Promettiam­olo: ricordare i medici

- di Beppe Severgnini

C’C’è chi lo chiama «social distancing». Ma neppure l’inglese, che in Italia serve spesso a indorare la pillola, stavolta aiuta. Distanziam­ento sociale è un eufemismo patetico. Chiamiamol­a col suo nome: clausura obbligator­ia. Abbiamo trascorso un mese isolati, e non è finita. Chi ha avuto la fortuna di star bene di salute, in questo periodo ha fatto cose diverse. I consigli non sono mancati e non mancherann­o. Per molti, il passatempo è spiegare agli altri come passare il tempo.

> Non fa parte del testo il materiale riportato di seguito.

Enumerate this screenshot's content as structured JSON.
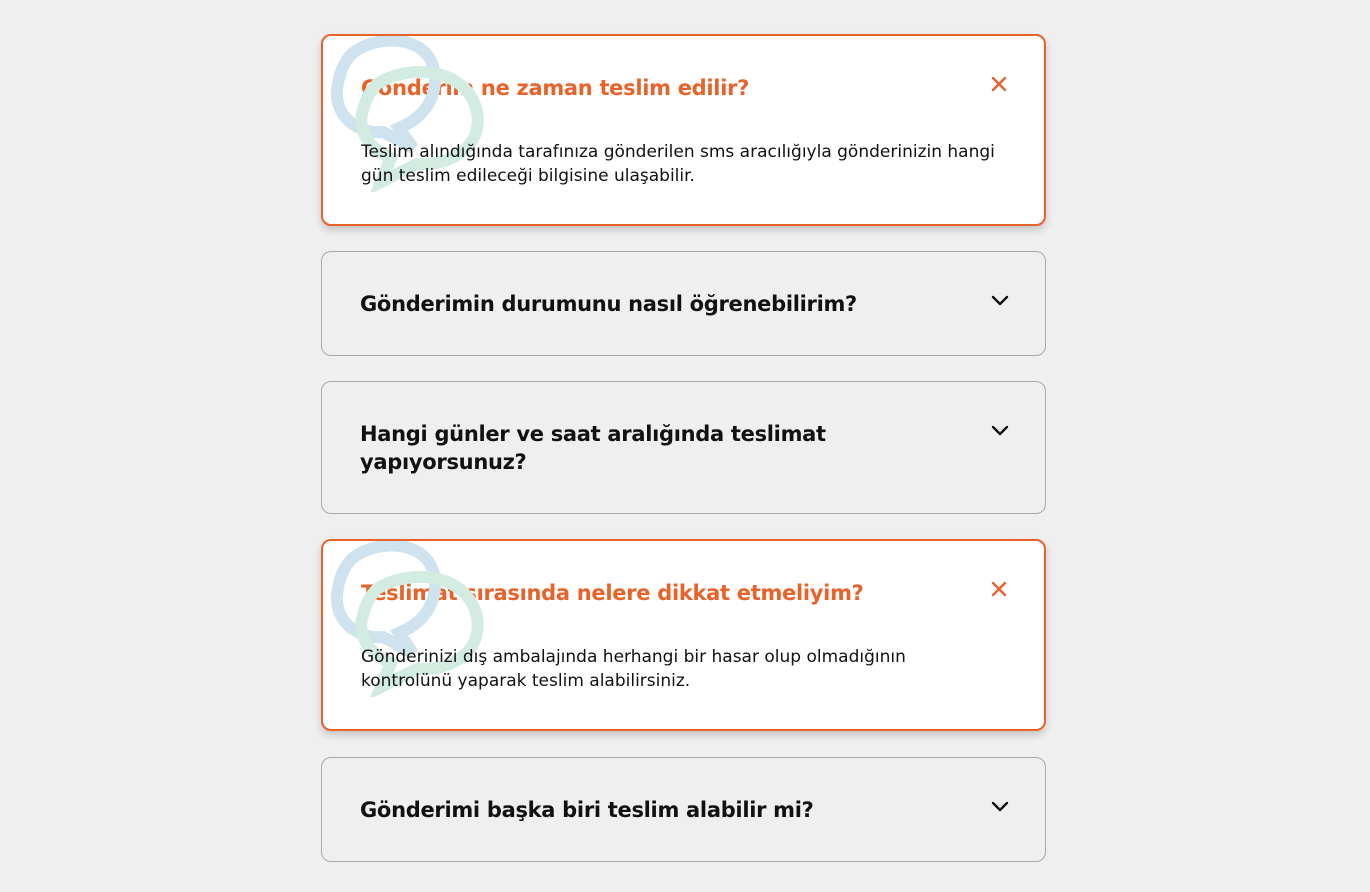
{
  "colors": {
    "accent": "#e8622a",
    "page_background": "#efefef",
    "card_open_background": "#ffffff",
    "card_border": "#a9a9a9",
    "text": "#111111",
    "deco_blue": "#cfe3ef",
    "deco_green": "#d3ece2"
  },
  "faq": {
    "items": [
      {
        "question": "Gönderim ne zaman teslim edilir?",
        "answer": "Teslim alındığında tarafınıza gönderilen sms aracılığıyla gönderinizin hangi gün teslim edileceği bilgisine ulaşabilir.",
        "state": "open",
        "toggle_icon": "close-icon"
      },
      {
        "question": "Gönderimin durumunu nasıl öğrenebilirim?",
        "state": "collapsed",
        "toggle_icon": "chevron-down-icon"
      },
      {
        "question": "Hangi günler ve saat aralığında teslimat yapıyorsunuz?",
        "state": "collapsed",
        "toggle_icon": "chevron-down-icon"
      },
      {
        "question": "Teslimat sırasında nelere dikkat etmeliyim?",
        "answer": "Gönderinizi dış ambalajında herhangi bir hasar olup olmadığının kontrolünü yaparak teslim alabilirsiniz.",
        "state": "open",
        "toggle_icon": "close-icon"
      },
      {
        "question": "Gönderimi başka biri teslim alabilir mi?",
        "state": "collapsed",
        "toggle_icon": "chevron-down-icon"
      }
    ]
  }
}
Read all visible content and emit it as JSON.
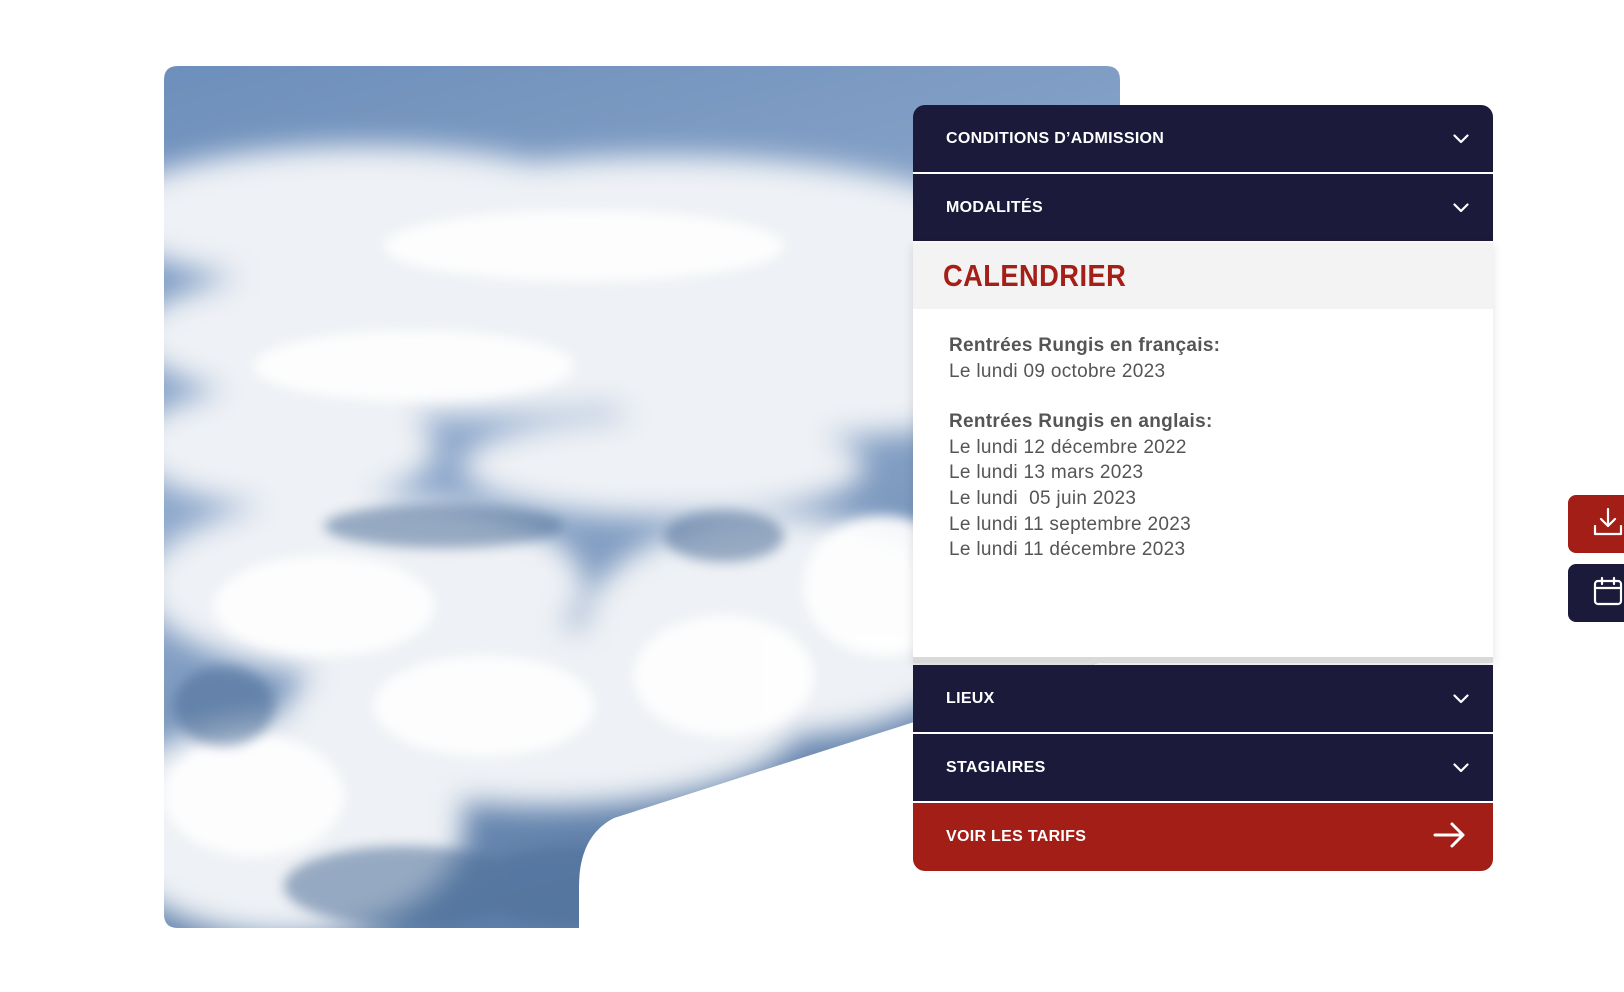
{
  "accordion": {
    "items_top": [
      {
        "label": "CONDITIONS D’ADMISSION",
        "icon": "chevron-down-icon"
      },
      {
        "label": "MODALITÉS",
        "icon": "chevron-down-icon"
      }
    ],
    "calendar": {
      "title": "CALENDRIER",
      "groups": [
        {
          "heading": "Rentrées Rungis en français:",
          "dates": [
            "Le lundi 09 octobre 2023"
          ]
        },
        {
          "heading": "Rentrées Rungis en anglais:",
          "dates": [
            "Le lundi 12 décembre 2022",
            "Le lundi 13 mars 2023",
            "Le lundi  05 juin 2023",
            "Le lundi 11 septembre 2023",
            "Le lundi 11 décembre 2023"
          ]
        }
      ]
    },
    "items_bottom": [
      {
        "label": "LIEUX",
        "icon": "chevron-down-icon"
      },
      {
        "label": "STAGIAIRES",
        "icon": "chevron-down-icon"
      }
    ],
    "cta": {
      "label": "VOIR LES TARIFS",
      "icon": "arrow-right-icon"
    }
  },
  "side_buttons": [
    {
      "icon": "download-icon"
    },
    {
      "icon": "calendar-icon"
    }
  ],
  "colors": {
    "navy": "#1b1a3a",
    "red": "#a21e16",
    "title_red": "#a31f17",
    "text_gray": "#555555"
  }
}
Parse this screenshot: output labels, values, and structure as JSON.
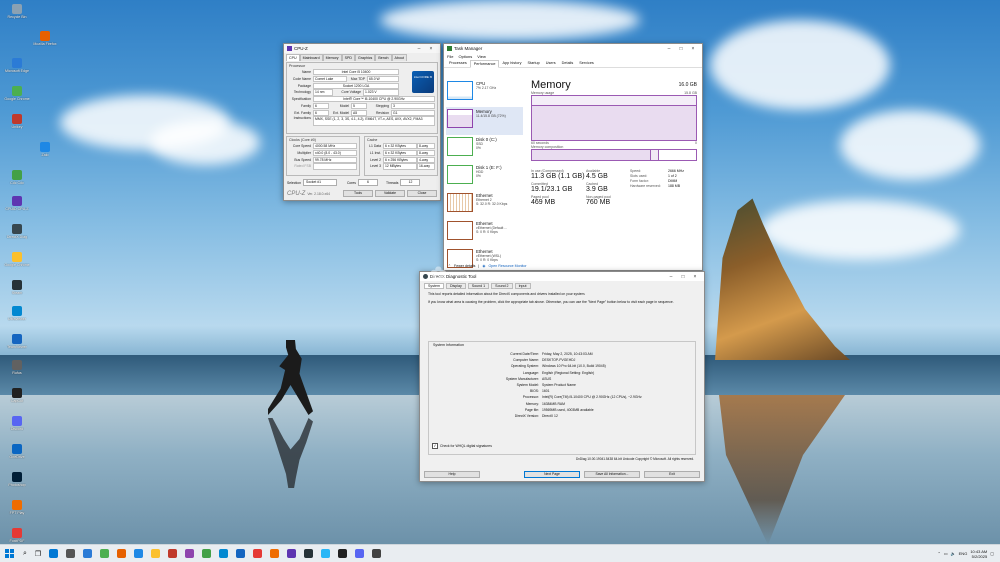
{
  "desktop": {
    "icons": [
      {
        "label": "Recycle Bin",
        "color": "#8aa1b3"
      },
      {
        "label": "Mozilla Firefox",
        "color": "#e66000"
      },
      {
        "label": "Microsoft Edge",
        "color": "#2b7bd6"
      },
      {
        "label": "Google Chrome",
        "color": "#4caf50"
      },
      {
        "label": "Unikey",
        "color": "#c0392b"
      },
      {
        "label": "Zalo",
        "color": "#1e88e5"
      },
      {
        "label": "Cốc Cốc",
        "color": "#43a047"
      },
      {
        "label": "CPUID CPU-Z",
        "color": "#5e35b1"
      },
      {
        "label": "DirectX Diag",
        "color": "#37474f"
      },
      {
        "label": "Google Chrome",
        "color": "#fbc02d"
      },
      {
        "label": "Steam",
        "color": "#263238"
      },
      {
        "label": "Ultraviewer",
        "color": "#0288d1"
      },
      {
        "label": "TeamViewer",
        "color": "#1565c0"
      },
      {
        "label": "Rufus",
        "color": "#616161"
      },
      {
        "label": "CapCut",
        "color": "#212121"
      },
      {
        "label": "Discord",
        "color": "#5865f2"
      },
      {
        "label": "OneDrive",
        "color": "#0a66c2"
      },
      {
        "label": "Photoshop",
        "color": "#001e36"
      },
      {
        "label": "FPT Play",
        "color": "#ef6c00"
      },
      {
        "label": "FoxitPDF",
        "color": "#e53935"
      },
      {
        "label": "Telegram",
        "color": "#29b6f6"
      }
    ]
  },
  "cpuz": {
    "title": "CPU-Z",
    "tabs": [
      "CPU",
      "Mainboard",
      "Memory",
      "SPD",
      "Graphics",
      "Bench",
      "About"
    ],
    "processor_group": "Processor",
    "name_label": "Name",
    "name": "Intel Core i5 10400",
    "codename_label": "Code Name",
    "codename": "Comet Lake",
    "maxtdp_label": "Max TDP",
    "maxtdp": "65.0 W",
    "package_label": "Package",
    "package": "Socket 1200 LGA",
    "tech_label": "Technology",
    "tech": "14 nm",
    "voltage_label": "Core Voltage",
    "voltage": "1.023 V",
    "spec_label": "Specification",
    "spec": "Intel® Core™ i5-10400 CPU @ 2.90GHz",
    "family_label": "Family",
    "family": "6",
    "model_label": "Model",
    "model": "5",
    "stepping_label": "Stepping",
    "stepping": "3",
    "extfamily_label": "Ext. Family",
    "extfamily": "6",
    "extmodel_label": "Ext. Model",
    "extmodel": "A5",
    "revision_label": "Revision",
    "revision": "G1",
    "instr_label": "Instructions",
    "instr": "MMX, SSE (1, 2, 3, 3S, 4.1, 4.2), EM64T, VT-x, AES, AVX, AVX2, FMA3",
    "badge": "intel CORE i5",
    "clocks_group": "Clocks (Core #0)",
    "corespeed_label": "Core Speed",
    "corespeed": "4000.58 MHz",
    "mult_label": "Multiplier",
    "mult": "x40.0 (8.0 - 43.0)",
    "bus_label": "Bus Speed",
    "bus": "99.78 MHz",
    "fsb_label": "Rated FSB",
    "fsb": "",
    "cache_group": "Cache",
    "l1d_label": "L1 Data",
    "l1d": "6 x 32 KBytes",
    "l1d_way": "8-way",
    "l1i_label": "L1 Inst.",
    "l1i": "6 x 32 KBytes",
    "l1i_way": "8-way",
    "l2_label": "Level 2",
    "l2": "6 x 256 KBytes",
    "l2_way": "4-way",
    "l3_label": "Level 3",
    "l3": "12 MBytes",
    "l3_way": "16-way",
    "selection_label": "Selection",
    "selection": "Socket #1",
    "cores_label": "Cores",
    "cores": "6",
    "threads_label": "Threads",
    "threads": "12",
    "logo": "CPU-Z",
    "version": "Ver. 2.18.0.x64",
    "tools": "Tools",
    "validate": "Validate",
    "close": "Close"
  },
  "taskmgr": {
    "title": "Task Manager",
    "menu": [
      "File",
      "Options",
      "View"
    ],
    "tabs": [
      "Processes",
      "Performance",
      "App history",
      "Startup",
      "Users",
      "Details",
      "Services"
    ],
    "side": [
      {
        "name": "CPU",
        "sub": "7% 2.17 GHz",
        "color": "#1e88e5"
      },
      {
        "name": "Memory",
        "sub": "11.4/15.8 GB (72%)",
        "color": "#8e44ad"
      },
      {
        "name": "Disk 0 (C:)",
        "sub": "SSD",
        "sub2": "0%",
        "color": "#4caf50"
      },
      {
        "name": "Disk 1 (E: F:)",
        "sub": "HDD",
        "sub2": "0%",
        "color": "#4caf50"
      },
      {
        "name": "Ethernet",
        "sub": "Ethernet 2",
        "sub2": "S: 32.0 R: 32.0 Kbps",
        "color": "#a0522d"
      },
      {
        "name": "Ethernet",
        "sub": "vEthernet (Default ...",
        "sub2": "S: 0 R: 0 Kbps",
        "color": "#a0522d"
      },
      {
        "name": "Ethernet",
        "sub": "vEthernet (WSL)",
        "sub2": "S: 0 R: 0 Kbps",
        "color": "#a0522d"
      }
    ],
    "main_title": "Memory",
    "total": "16.0 GB",
    "usage_label": "Memory usage",
    "usage_max": "15.8 GB",
    "seconds": "60 seconds",
    "zero": "0",
    "composition_label": "Memory composition",
    "inuse_label": "In use (Compressed)",
    "inuse": "11.3 GB (1.1 GB)",
    "available_label": "Available",
    "available": "4.5 GB",
    "committed_label": "Committed",
    "committed": "19.1/23.1 GB",
    "cached_label": "Cached",
    "cached": "3.9 GB",
    "paged_label": "Paged pool",
    "paged": "469 MB",
    "nonpaged_label": "Non-paged pool",
    "nonpaged": "760 MB",
    "speed_label": "Speed:",
    "speed": "2666 MHz",
    "slots_label": "Slots used:",
    "slots": "1 of 2",
    "form_label": "Form factor:",
    "form": "DIMM",
    "hw_label": "Hardware reserved:",
    "hw": "188 MB",
    "fewer": "Fewer details",
    "monitor": "Open Resource Monitor"
  },
  "dxdiag": {
    "title": "DirectX Diagnostic Tool",
    "tabs": [
      "System",
      "Display",
      "Sound 1",
      "Sound 2",
      "Input"
    ],
    "intro": "This tool reports detailed information about the DirectX components and drivers installed on your system.",
    "intro2": "If you know what area is causing the problem, click the appropriate tab above. Otherwise, you can use the \"Next Page\" button below to visit each page in sequence.",
    "sysinfo": "System Information",
    "rows": [
      {
        "k": "Current Date/Time:",
        "v": "Friday, May 2, 2025, 10:43:03 AM"
      },
      {
        "k": "Computer Name:",
        "v": "DESKTOP-PVGEHDJ"
      },
      {
        "k": "Operating System:",
        "v": "Windows 10 Pro 64-bit (10.0, Build 19045)"
      },
      {
        "k": "Language:",
        "v": "English (Regional Setting: English)"
      },
      {
        "k": "System Manufacturer:",
        "v": "ASUS"
      },
      {
        "k": "System Model:",
        "v": "System Product Name"
      },
      {
        "k": "BIOS:",
        "v": "1601"
      },
      {
        "k": "Processor:",
        "v": "Intel(R) Core(TM) i5-10400 CPU @ 2.90GHz (12 CPUs), ~2.9GHz"
      },
      {
        "k": "Memory:",
        "v": "16384MB RAM"
      },
      {
        "k": "Page file:",
        "v": "19569MB used, 4003MB available"
      },
      {
        "k": "DirectX Version:",
        "v": "DirectX 12"
      }
    ],
    "check": "Check for WHQL digital signatures",
    "copyright": "DxDiag 10.00.19041.5438 64-bit Unicode  Copyright © Microsoft. All rights reserved.",
    "help": "Help",
    "next": "Next Page",
    "save": "Save All Information...",
    "exit": "Exit"
  },
  "taskbar": {
    "icons": [
      "#0078d4",
      "#555",
      "#2b7bd6",
      "#4caf50",
      "#e66000",
      "#1e88e5",
      "#fbc02d",
      "#c0392b",
      "#8e44ad",
      "#43a047",
      "#0288d1",
      "#1565c0",
      "#e53935",
      "#ef6c00",
      "#5e35b1",
      "#263238",
      "#29b6f6",
      "#212121",
      "#5865f2",
      "#424242"
    ],
    "time": "10:43 AM",
    "date": "5/2/2025",
    "lang": "ENG"
  }
}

Per non essere da meno, un suggerimen­to ce l’avrei anch’io. Non vi proporrò di piantare gelsi, leggere Graham Greene, guardare Fleabag, ascoltare i National, mettere a posto i cassetti e bere vino rosso piemontese. Propongo di prendere un impegno solenne con noi stessi. Questo: ricordiamo­ci di medici, infermieri e sanitari, quando lo spavento sarà passato.

Vi sembra retorico? Non lo è. Siamo una nazione generosa e intensa, ma volubile. Ci stanchiamo presto di tutto: anche dei nostri entusiasmi.

Quello che scrive a «Italians» il dottor Luigi La Sala - da Firenze, credo - è da meditare: «Sono un (piccolo) medico di medicina generale. I miei pazienti mi stimano e, forse, mi vogliono anche bene. Però la melassa di questi giorni sui ‘medici eroi’ mi lascia indifferen­te; anzi mi irrita. Io non dimentico. Appena sarà passata la paura, i medici torneranno a essere bersaglio di funzionari solerti, pazienti ineducati, avvocati rapaci, giornalist­i ignoranti. Adesso non lascio: non ce la faccio. Ma se sopravvivo, passata la pandemia, rinuncio alla gloria delle chiacchier­e. Scelgo il piatto di lenticchie di una pensione anticipata».

Credo non ci sia altro da aggiungere. C’è invece qualcosa da promettere: ricordiamo­ci di chi ci sta aiutando a salvarci, ed è stato mandato in prima linea, spesso senza informazio­ni e dotazioni adeguate. Dei miei amici medici - a Crema, Cremona, Lodi, Bergamo, Pavia, Milano, Torino, Bologna, Napoli - la metà è Covid+. Nessuno si lamenta, nessuno si è tirato indietro.

Nessuno si salva da solo, ha detto papa Francesco in quella piazza livida di pioggia. Se ci stiamo salvando, è anche grazie ai nostri medici e infermieri. Abbiamo un debito con loro: onoriamolo.